Belfast (AFP) – Les Nord-Irlandais sont appelés aux urnes pour la deuxième fois en dix mois jeudi, après l’éclatement de la coalition au pouvoir. Sans qu’aucune sortie de crise ne se profile pour l’instant dans cette province britannique au passé lourd.
Le scrutin anticipé intervient sur fond d’accusations de corruption et de Brexit, enjeu majeur pour cette région marquée par des décennies de violences entre catholiques nationalistes et protestants unionistes.
Aujourd’hui, rien ne va plus entre les deux principales formations politiques, le Parti démocratique unioniste DUP, favorable à l’union avec la Grande-Bretagne, et le Sinn Féin, partisan d’une réunification de l’Irlande.
Même s’ils poursuivent des objectifs diamétralement opposés, ces deux partis sont obligés de s’entendre au sein de la coalition imposée par les accords de paix de 1998. Ceux-ci avaient mis fin à un conflit de trente ans qui a causé plus de 3.000 morts et laissé des cicatrices profondes.
Or cette coalition a explosé début janvier lorsque le vice-Premier ministre Martin McGuinness, figure historique du Sinn Féin, a démissionné. Son départ a automatiquement entraîné celui de la Première ministre Arlene Foster, cheffe du DUP.
Le Sinn Féin reproche à Mme Foster une gestion catastrophique voire frauduleuse d’un programme de subventions destiné à encourager les énergies renouvelables, qui aurait coûté des centaines de millions de livres aux contribuables.
« Les gens n’en peuvent de l’arrogance, du manque de respect et du mépris », a lancé mardi Michelle O’Neill, qui a remplacé Martin McGuinness à la tête du Sinn Féin, lors d’un débat télévisé houleux avec Mme Foster.
La réconciliation semble de fait mal engagée.
« Nous ne rentrerons pas dans un gouvernement avec Arlene Foster en tant que vice-Premier ministre », a-t-elle insisté auprès de l’AFP mercredi.
– Zizanie sur le Brexit –
Si le Sinn Féin persiste à refuser de travailler avec Mme Foster, qui a bien l’intention de se maintenir, « on s’oriente probablement vers un minimum de six mois sans gouvernement voire plus », calcule Jonathan Tonge, professeur de science politique à l’université de Liverpool.
Dans ce cas, le ministre britannique pour l’Irlande du Nord James Brokenshire administrerait la province depuis Londres, comme pendant les « Troubles ».
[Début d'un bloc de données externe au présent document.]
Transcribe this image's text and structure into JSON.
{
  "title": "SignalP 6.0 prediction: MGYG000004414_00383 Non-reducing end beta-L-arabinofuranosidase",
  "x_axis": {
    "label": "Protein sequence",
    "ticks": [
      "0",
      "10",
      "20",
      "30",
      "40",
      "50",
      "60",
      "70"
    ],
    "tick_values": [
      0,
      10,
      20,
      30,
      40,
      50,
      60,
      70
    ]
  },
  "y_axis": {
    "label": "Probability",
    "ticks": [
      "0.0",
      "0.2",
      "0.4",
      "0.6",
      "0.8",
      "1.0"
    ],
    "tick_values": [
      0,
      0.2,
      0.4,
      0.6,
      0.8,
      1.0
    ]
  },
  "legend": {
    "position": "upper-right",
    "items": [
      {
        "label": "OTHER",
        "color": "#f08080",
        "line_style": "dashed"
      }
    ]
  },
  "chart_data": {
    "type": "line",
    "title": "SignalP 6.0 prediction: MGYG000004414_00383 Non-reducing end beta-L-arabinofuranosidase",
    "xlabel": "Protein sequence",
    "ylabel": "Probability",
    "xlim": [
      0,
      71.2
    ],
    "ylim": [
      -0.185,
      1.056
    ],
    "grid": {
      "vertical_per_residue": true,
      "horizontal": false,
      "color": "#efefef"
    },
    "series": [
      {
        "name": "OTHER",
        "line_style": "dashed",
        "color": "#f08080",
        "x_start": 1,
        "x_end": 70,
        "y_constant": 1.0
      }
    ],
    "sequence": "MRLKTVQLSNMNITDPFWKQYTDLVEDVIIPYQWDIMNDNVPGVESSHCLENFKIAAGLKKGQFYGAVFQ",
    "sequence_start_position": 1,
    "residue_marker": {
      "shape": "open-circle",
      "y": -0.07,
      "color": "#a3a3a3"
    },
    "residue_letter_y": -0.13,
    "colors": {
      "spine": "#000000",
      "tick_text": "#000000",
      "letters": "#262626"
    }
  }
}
Lors du précédent scrutin, en mai 2016, le DUP était arrivé en tête avec 38 sièges, devant le Sinn Féin (28 sièges) et l’UUP (Unionist Ulster Party, 16 sièges).
Analystes et sondages prévoient une nouvelle victoire du DUP.
Le conflit sur les subventions cache un malaise plus profond lié au Brexit. Le DUP a en effet milité pour une sortie de l’Union européenne quand le Sinn Féin y est hostile.
La province de 1,9 million d’habitants a finalement voté à 56% pour rester dans l’UE, quand le Royaume-Uni dans son ensemble a choisi le Brexit à 52%.
Le possible retour d’une frontière visible avec la République d’Irlande est un sujet très sensible dans une région encore hantée par les fantômes du passé et serait vécu comme un affront par les nationalistes.
Beaucoup craignent non seulement que cela ne pénalise les échanges commerciaux mais aussi que cela ne nuise aussi à la fragile stabilité née de l’Accord de Paix de 1998.
« Le Brexit va avoir de sérieuses conséquences. Des droits comme celui de résider ou d’avoir la double nationalité britannique et irlandaise sont menacés par la perte de notre statut de pays de l’Union européenne », déplore Michelle O’Neill.
« Nous dépendons aussi énormément de la politique agricole commune et des fonds qui vont avec. Et je ne pense pas que le gouvernement conservateur britannique va réellement compenser ces aides », ajoute la cheffe du Sinn Féin en Irlande du Nord, interrogée par l’AFP.